Drury's Restaurant, on the now defunct Osborne St., was expropriated in 1957 and later demolished so the city of Montreal could extend de la Gauchetière St. and expand Dominion Square. That portion of Osborne St. no longer exists and the remaining portion is now called Ave. des Canadiens de Montréal. Bibliothèque et Archives nationales du Québec
This story was first published on Dec. 8, 2009, in the Montreal Gazette.
“Saturday night will mark the end of one of Montreal’s most famous restaurants.”
The Gazette, Friday, Nov. 27, 1959
Half a century ago last weekend [note: this is a 2009 story], modern times finally caught up to a Montreal institution. Drury’s Restaurant, which had satisfied diners for generations, closed its doors for the final time.
There was something timeless about Drury’s. Certainly, it seemed caught in another age – Dickensian London, perhaps, or even the mid-18th century London of Samuel Johnson.
Drury’s stood on Osborne St. at the corner of Windsor. That is part of the story, for both streets today, like Drury’s itself, are just a memory. Windsor has long since been renamed Peel, and the stretch of Osborne where the restaurant stood has disappeared completely.
Drury’s was as famous for its ambience as it was for its cuisine and wines. Instead of one large dining room, there was a series of smaller ones, evoking the Victorian house the building had once been.
Dark panelling and high-backed leather chairs added to the sense of mellowness and intimacy. So did the opaque, coloured glass of the windows; there was no view of the world outside, and precious little sense of it. It was a place for long lunches, and even longer dinners.
The restaurant hadn’t always been on Osborne St. When it opened in 1862, under a man named John Drury, it was around the corner on St. François de Sales St. (as Windsor was then known), a few doors down the hill at the corner of another long-gone street, Donegani.
There, too, progress came calling, though in a way that would help Drury’s, not kill it.
The area around Dominion Square, today’s Place du Canada and Dorchester Square, was rapidly losing its residential character. The Windsor Hotel, Montreal’s finest, opened on its west side in 1878, as did Windsor Station 11 years later. Visitors to the city were everywhere to be seen in the neighbourhood. Though displaced by the new railway station, Drury’s was only too happy to stay just a few steps away, and duly moved to Osborne St.
In 1938, the restaurant was acquired by Léo Dandurand from John Drury’s son Jimmy. Dandurand was well known in the city. He was a former coach, general manager, and part owner of the Montreal Canadiens, a race-track owner and a boxing promoter. His easy manner with people and his dignified bearing suited the Drury’s image well.
Many famous restaurants brag about the famous people they have welcomed, or at least don’t object when those famous names are made known by others.

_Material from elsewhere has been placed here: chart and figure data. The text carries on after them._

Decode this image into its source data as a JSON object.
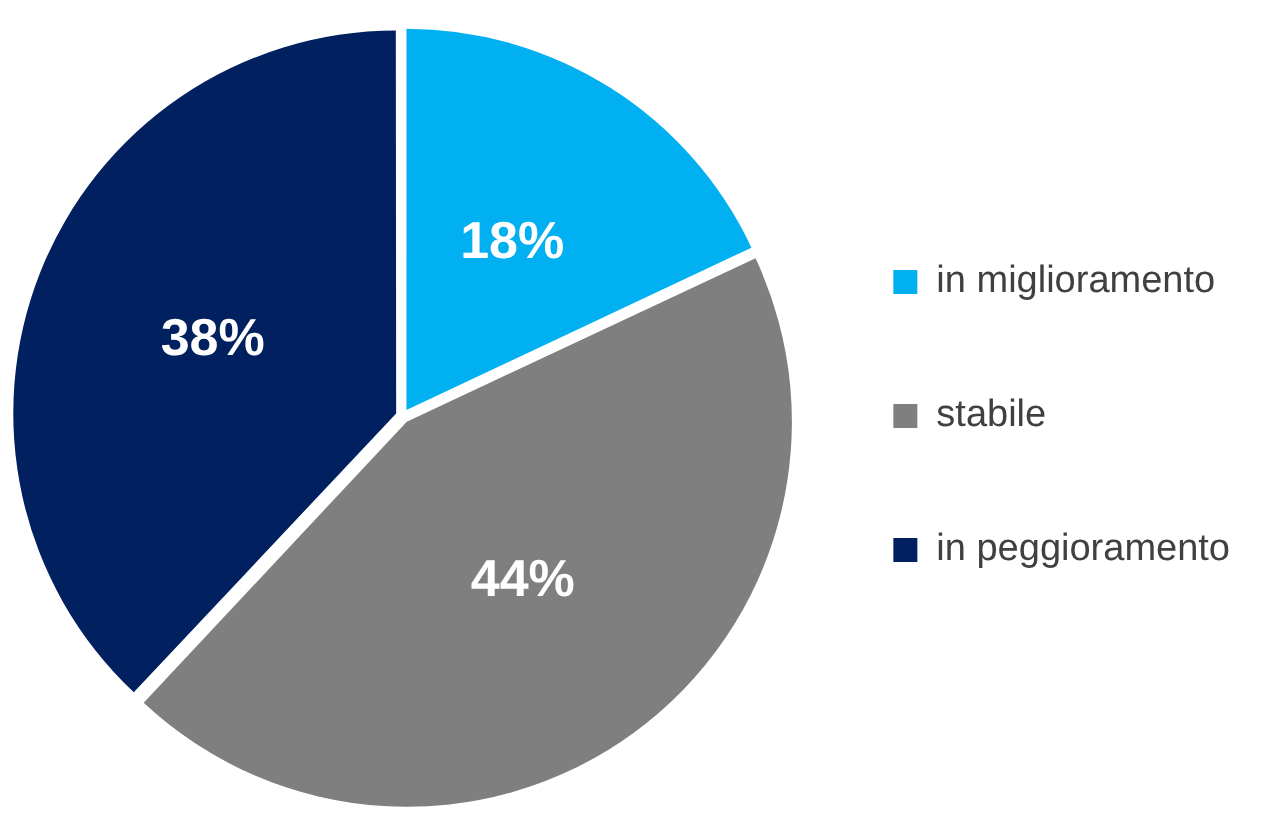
{
  "chart_data": {
    "type": "pie",
    "categories": [
      "in miglioramento",
      "stabile",
      "in peggioramento"
    ],
    "values": [
      18,
      44,
      38
    ],
    "colors": [
      "#00b0f0",
      "#7f7f7f",
      "#002060"
    ],
    "value_labels": [
      "18%",
      "44%",
      "38%"
    ],
    "legend": "right"
  }
}
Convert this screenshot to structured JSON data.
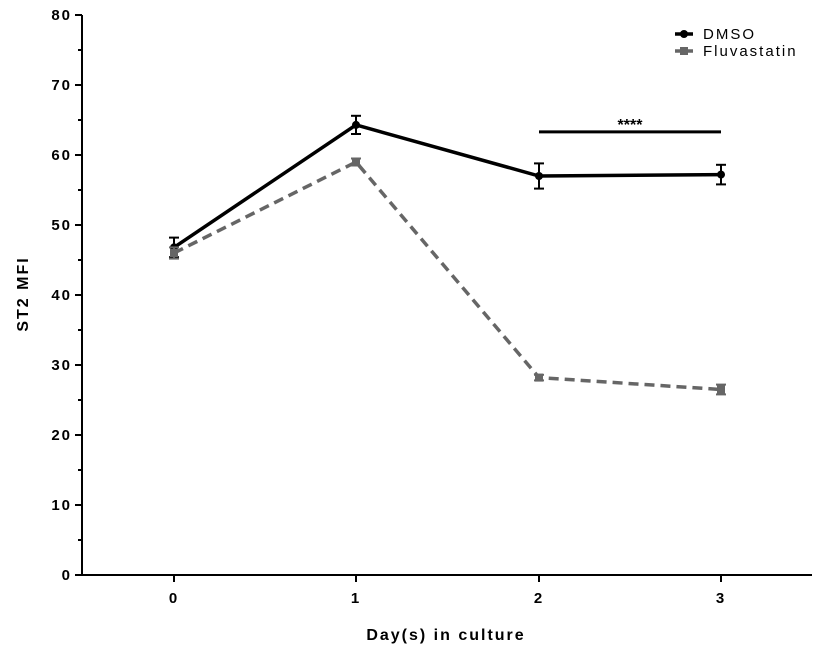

So it was with Drury’s, where the likes of Anthony Eden, Fiorello LaGuardia, Eleanor Roosevelt, and Maurice Chevalier once dined.
But the location that had served Drury’s so well would finally prove its undoing.

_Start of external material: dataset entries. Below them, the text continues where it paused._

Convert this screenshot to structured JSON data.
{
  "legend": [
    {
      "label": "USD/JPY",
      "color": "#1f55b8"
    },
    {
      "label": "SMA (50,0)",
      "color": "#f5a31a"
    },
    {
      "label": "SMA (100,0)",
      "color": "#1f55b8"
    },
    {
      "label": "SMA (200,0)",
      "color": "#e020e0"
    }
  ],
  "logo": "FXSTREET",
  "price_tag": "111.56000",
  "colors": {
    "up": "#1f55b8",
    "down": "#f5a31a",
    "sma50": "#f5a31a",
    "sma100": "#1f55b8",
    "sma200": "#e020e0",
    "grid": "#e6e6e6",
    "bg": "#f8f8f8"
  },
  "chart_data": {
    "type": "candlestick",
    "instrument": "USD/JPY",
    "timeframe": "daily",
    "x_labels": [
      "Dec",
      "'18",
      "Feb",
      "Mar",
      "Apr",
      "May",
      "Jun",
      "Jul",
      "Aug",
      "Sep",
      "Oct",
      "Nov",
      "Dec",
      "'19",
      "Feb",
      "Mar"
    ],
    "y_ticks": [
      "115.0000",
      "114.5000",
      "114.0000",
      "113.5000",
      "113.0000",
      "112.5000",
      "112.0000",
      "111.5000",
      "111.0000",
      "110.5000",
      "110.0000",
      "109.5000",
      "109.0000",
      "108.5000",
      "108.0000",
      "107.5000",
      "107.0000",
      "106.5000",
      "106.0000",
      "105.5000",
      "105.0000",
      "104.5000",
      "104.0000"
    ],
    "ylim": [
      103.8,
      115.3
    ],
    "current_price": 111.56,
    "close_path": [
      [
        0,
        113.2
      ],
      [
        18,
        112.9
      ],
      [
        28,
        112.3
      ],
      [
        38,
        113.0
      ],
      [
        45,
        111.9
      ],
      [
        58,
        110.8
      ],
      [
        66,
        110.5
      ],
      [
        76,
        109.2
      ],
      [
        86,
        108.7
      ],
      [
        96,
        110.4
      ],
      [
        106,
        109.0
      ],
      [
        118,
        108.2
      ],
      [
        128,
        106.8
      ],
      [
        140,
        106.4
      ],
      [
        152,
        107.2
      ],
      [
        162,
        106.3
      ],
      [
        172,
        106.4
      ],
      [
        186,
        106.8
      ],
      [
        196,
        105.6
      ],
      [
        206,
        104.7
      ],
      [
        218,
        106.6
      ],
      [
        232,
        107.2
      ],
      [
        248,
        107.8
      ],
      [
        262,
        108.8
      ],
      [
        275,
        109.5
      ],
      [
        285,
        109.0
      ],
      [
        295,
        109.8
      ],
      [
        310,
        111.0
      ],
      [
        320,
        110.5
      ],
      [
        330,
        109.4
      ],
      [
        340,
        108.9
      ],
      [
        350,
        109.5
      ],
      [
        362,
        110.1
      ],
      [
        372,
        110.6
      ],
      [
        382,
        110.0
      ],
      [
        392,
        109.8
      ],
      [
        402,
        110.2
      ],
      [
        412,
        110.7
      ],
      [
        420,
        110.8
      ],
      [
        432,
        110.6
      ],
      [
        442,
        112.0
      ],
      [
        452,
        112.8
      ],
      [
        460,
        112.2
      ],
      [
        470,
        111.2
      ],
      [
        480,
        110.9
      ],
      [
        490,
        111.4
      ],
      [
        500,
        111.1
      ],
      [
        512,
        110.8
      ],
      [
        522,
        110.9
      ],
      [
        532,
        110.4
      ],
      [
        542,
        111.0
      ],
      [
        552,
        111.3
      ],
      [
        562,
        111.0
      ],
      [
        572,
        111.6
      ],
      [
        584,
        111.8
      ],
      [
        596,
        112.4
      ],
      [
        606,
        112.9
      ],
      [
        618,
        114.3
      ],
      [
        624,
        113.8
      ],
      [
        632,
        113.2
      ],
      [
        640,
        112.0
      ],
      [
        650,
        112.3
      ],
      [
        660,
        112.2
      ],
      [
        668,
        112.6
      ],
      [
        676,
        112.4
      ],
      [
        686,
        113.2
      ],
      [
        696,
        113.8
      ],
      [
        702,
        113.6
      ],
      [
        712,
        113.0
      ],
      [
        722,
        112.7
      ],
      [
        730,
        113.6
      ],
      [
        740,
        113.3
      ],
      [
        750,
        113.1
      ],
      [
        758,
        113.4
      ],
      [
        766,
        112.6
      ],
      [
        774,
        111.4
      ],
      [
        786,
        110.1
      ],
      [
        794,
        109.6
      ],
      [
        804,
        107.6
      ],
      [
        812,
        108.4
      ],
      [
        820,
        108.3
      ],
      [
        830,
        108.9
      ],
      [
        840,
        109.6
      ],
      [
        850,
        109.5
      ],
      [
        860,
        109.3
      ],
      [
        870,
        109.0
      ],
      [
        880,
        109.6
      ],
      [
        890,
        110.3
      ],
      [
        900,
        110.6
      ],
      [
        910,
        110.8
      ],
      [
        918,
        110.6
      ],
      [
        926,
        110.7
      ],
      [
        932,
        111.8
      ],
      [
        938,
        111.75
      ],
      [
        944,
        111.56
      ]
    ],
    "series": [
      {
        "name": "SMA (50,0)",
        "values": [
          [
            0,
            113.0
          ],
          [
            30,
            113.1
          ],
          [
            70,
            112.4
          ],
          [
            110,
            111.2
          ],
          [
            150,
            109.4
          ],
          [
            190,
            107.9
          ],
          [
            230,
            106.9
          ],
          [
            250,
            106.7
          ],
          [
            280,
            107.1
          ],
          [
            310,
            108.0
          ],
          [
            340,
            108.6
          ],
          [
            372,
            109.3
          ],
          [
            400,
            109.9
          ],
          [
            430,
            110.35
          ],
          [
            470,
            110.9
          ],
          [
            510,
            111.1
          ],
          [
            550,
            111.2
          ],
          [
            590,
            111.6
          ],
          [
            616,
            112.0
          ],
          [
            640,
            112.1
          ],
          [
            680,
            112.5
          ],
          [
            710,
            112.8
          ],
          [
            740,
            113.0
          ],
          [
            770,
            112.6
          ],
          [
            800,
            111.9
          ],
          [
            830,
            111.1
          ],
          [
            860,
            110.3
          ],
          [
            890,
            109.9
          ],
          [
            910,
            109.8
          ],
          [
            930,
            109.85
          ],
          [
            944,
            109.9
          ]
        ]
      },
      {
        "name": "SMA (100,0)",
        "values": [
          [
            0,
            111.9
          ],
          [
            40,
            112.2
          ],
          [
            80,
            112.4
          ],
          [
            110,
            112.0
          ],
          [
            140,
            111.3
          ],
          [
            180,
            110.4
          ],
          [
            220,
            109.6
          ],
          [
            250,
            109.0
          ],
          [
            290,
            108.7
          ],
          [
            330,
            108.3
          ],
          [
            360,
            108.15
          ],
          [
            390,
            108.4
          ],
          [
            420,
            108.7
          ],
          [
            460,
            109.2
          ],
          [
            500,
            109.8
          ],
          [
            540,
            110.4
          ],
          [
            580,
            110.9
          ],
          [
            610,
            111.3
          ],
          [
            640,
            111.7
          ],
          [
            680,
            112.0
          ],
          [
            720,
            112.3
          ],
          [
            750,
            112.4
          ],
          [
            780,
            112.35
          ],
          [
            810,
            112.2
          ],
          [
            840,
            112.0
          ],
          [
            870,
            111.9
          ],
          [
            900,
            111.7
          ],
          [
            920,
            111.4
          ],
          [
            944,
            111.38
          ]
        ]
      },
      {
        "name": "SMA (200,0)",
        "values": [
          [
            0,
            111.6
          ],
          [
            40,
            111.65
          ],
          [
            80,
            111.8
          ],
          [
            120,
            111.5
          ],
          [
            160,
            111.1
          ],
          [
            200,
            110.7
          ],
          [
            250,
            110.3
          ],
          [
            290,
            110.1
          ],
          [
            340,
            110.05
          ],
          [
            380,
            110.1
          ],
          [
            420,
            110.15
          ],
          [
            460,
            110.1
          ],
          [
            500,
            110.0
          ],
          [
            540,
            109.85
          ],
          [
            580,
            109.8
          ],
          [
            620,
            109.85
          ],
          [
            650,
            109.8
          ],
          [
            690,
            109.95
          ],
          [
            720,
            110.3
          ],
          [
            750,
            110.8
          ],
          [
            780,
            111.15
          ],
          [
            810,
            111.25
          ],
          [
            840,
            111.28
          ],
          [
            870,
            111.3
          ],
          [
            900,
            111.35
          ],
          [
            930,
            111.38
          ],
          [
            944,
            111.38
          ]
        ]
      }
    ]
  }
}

De la Gauchetière running west stopped at Cathedral St., as did Osborne running east. But they missed meeting by a short block, and traffic had to zigzag onto Cathedral to get from one street to the other.
In the mid-1950s, city planners had the answer. De la Gauchetière would be extended west at an angle to meet Osborne at Windsor St. An expanded Dominion Square, running south down to this extension, would obliterate Osborne between Windsor and Cathedral. What was left of Osborne, west of Windsor, took on the de la Gauchetière name (until, this past October [note again: this is a 2009 story], it was renamed Avenue des Canadiens de Montréal).
The only problem, of course, was that Drury’s stood in the way. Mayor Jean Drapeau said the roadwork could be realigned to preserve the site, but by 1957 he was out of office. His successor, Sarto Fournier, evidently had no similar feeling for the venerable restaurant and on Oct. 22, 1959, Dandurand learned his property had been expropriated.
Old-time patrons of Drury’s were both saddened and angered. A petition was sent to Premier Paul Sauvé pleading for a reprieve that would save the restaurant, to no avail. Time was so short – the expropriation was set for Nov. 30 – that Dandurand could not relocate. He had no choice but to lay off most of his employees and auction such restaurant fixtures as he could.
As the final days of Drury’s drew near and as Montrealers turned out for their last meals there, many asked for souvenirs like a sugar bowl, salt and pepper shakers, or even just a menu. Some, less scrupulous, simply took what they wanted.
One American, however, later sent in $2 to cover the two hand towels he’d pocketed. The jovial Dandurand figured he made 80 cents on the deal, the towels being worth just 60 cents each.